Eros : The Hand
Un film et demi de Wong Kar Wai en quelques mois sur les écrans après quatre ans d’abstinence, les fans du Hong Kongais sont ravis. Autre motif de réjouissance, la présence de Gong Li au sommet de l’affiche dont le rôle dans 2046 avait des airs de résurrection pour la star chinoise. The Hand est le film le plus sombre et le plus érotique de Wong Kar Wai depuis Les Anges Déchus.
A l’origine du projet, Michelangelo Antonioni souhaitait réunir plusieurs réalisateurs autour du thème du désir amoureux. Le spectateur français devra d’abord subir un premier moyen-métrage sans intérêt du réalisateur italien et un second un peu plus divertissant de Steven Soderbergh. Déceptions, on a connu ces derniers plus inspirés.
Cette section d’Eros a été réalisée lors de l’interruption du tournage de 2046 au moment de l’épidémie de SRAS en Asie au cours de l’année 2003. D’où l’idée de centrer ce film sur la notion de contact, du toucher.
Après le Baroque de 2046, Wong Kar Wai a adopté un style plus épuré, avec quelques traces de ralenti tout au plus. En accord avec la tonalité sombre du récit, la photographie de Christopher Doyle ne laisse parfois émerger que les visages des personnages que viennent éclairer les lampes de chevet et les appliques murales.
Apprenti tailleur, Zhang se voit confier la confection des robes de Mademoiselle Hua. Lors de sa première visite, la courtisane jouée par Gong Li lui donnera une leçon qu’il n’oubliera jamais : comment peux-tu coudre des robes si tu n’as jamais touché une femme ? Et Mlle Hua de le déniaiser car les éclats des ébats de la courtisane avec son amant n’ont pas le jeune homme laissé de marbre... Zhang lui vouera dès lors un amour et un dévouement inconditionnels.
Le thème de prédilection de Wong Kar Wai - l’amour impossible - est une nouvelle fois présent. Cependant, par rapport à ses derniers films où la sensualité dominait l’écran, tandis que l’érotisme était cantonné hors champs, celui-ci fait un retour marqué devant la caméra.
On connaît le goût de Wong Kar Wai pour les robes de ses héroïnes, ses gros plans sur leurs pieds, mais jamais son cinéma n’a été aussi explicitement fétichiste. Zhang projette son amour pour la courtisane sur les robes qu’il fabrique pour elle, qu’il ajuste sur elle.
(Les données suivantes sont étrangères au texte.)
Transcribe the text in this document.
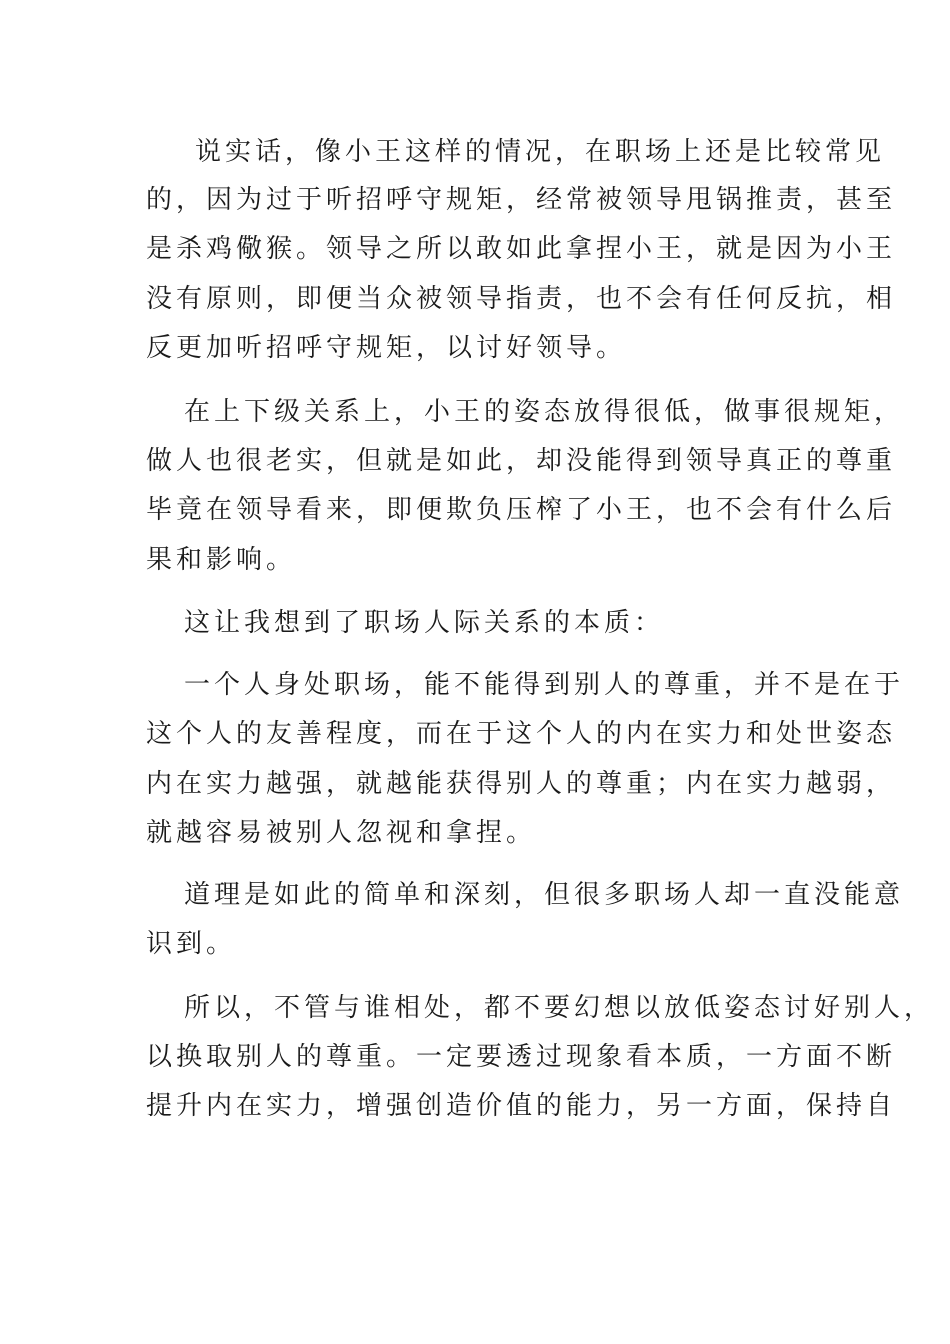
说实话，像小王这样的情况，在职场上还是比较常见
的，因为过于听招呼守规矩，经常被领导甩锅推责，甚至
是杀鸡儆猴。领导之所以敢如此拿捏小王，就是因为小王
没有原则，即便当众被领导指责，也不会有任何反抗，相
反更加听招呼守规矩，以讨好领导。
在上下级关系上，小王的姿态放得很低，做事很规矩，
做人也很老实，但就是如此，却没能得到领导真正的尊重
毕竟在领导看来，即便欺负压榨了小王，也不会有什么后
果和影响。
这让我想到了职场人际关系的本质：
一个人身处职场，能不能得到别人的尊重，并不是在于
这个人的友善程度，而在于这个人的内在实力和处世姿态
内在实力越强，就越能获得别人的尊重；内在实力越弱，
就越容易被别人忽视和拿捏。
道理是如此的简单和深刻，但很多职场人却一直没能意
识到。
所以，不管与谁相处，都不要幻想以放低姿态讨好别人，
以换取别人的尊重。一定要透过现象看本质，一方面不断
提升内在实力，增强创造价值的能力，另一方面，保持自
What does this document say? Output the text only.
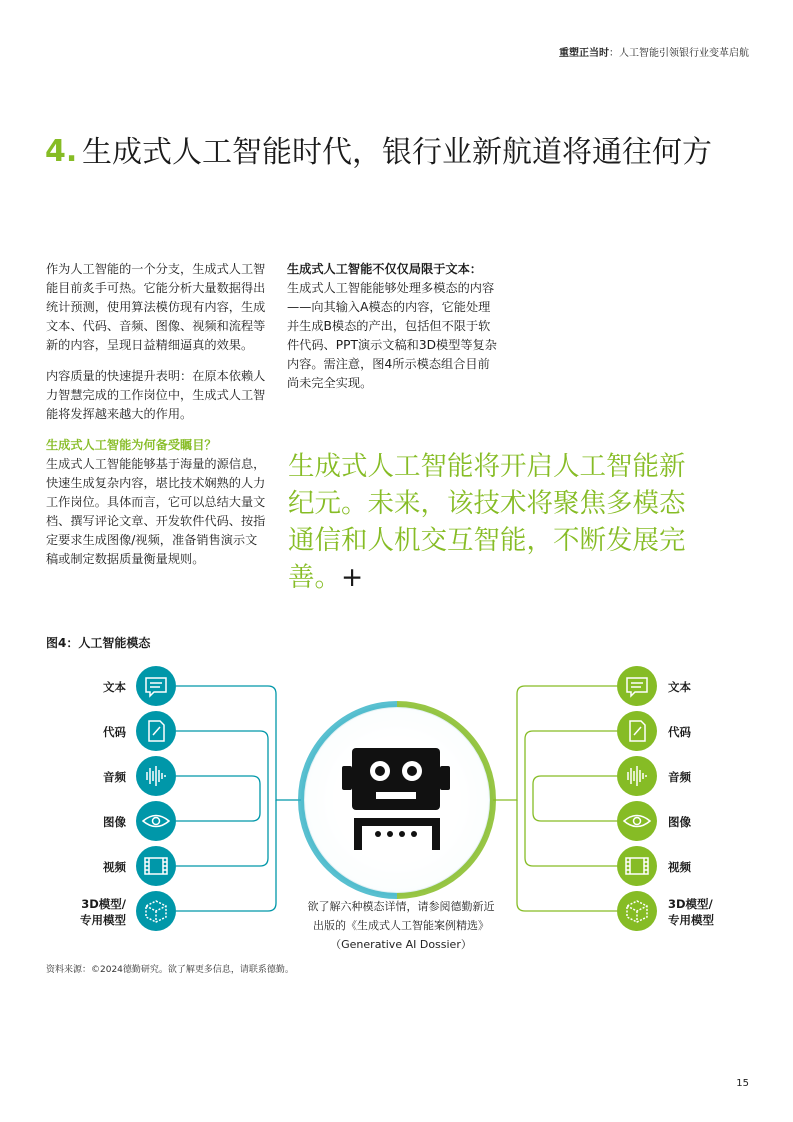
重塑正当时：人工智能引领银行业变革启航
4. 生成式人工智能时代，银行业新航道将通往何方

作为人工智能的一个分支，生成式人工智能目前炙手可热。它能分析大量数据得出统计预测，使用算法模仿现有内容，生成文本、代码、音频、图像、视频和流程等新的内容，呈现日益精细逼真的效果。

内容质量的快速提升表明：在原本依赖人力智慧完成的工作岗位中，生成式人工智能将发挥越来越大的作用。

生成式人工智能为何备受瞩目？

生成式人工智能能够基于海量的源信息，快速生成复杂内容，堪比技术娴熟的人力工作岗位。具体而言，它可以总结大量文档、撰写评论文章、开发软件代码、按指定要求生成图像/视频，准备销售演示文稿或制定数据质量衡量规则。

生成式人工智能不仅仅局限于文本：

生成式人工智能能够处理多模态的内容——向其输入A模态的内容，它能处理并生成B模态的产出，包括但不限于软件代码、PPT演示文稿和3D模型等复杂内容。需注意，图4所示模态组合目前尚未完全实现。

生成式人工智能将开启人工智能新纪元。未来，该技术将聚焦多模态通信和人机交互智能，不断发展完善。+
图4：人工智能模态
文本
代码
音频
图像
视频
3D模型/
专用模型
文本
代码
音频
图像
视频
3D模型/
专用模型
欲了解六种模态详情，请参阅德勤新近
出版的《生成式人工智能案例精选》
（Generative AI Dossier）
资料来源：©2024德勤研究。欲了解更多信息，请联系德勤。
15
Contact entre la chair et le tissus, entre les chairs, mais pas de liaison amoureuse, du moins si on l’entend comme une relation à double sens.
Après Maggie Cheung et Zhang Ziyi, Wong Kar Wai offre encore une fois un superbe écrin à une actrice chinoise. Gong Li, redécouverte dans 2046, se montre à la hauteur pour jouer cette courtisane au destin tragique.
Eros est sorti sur les écrans français le 6 juillet 2005, et est par ailleurs déjà disponible en DVD HK, sous-titré anglais.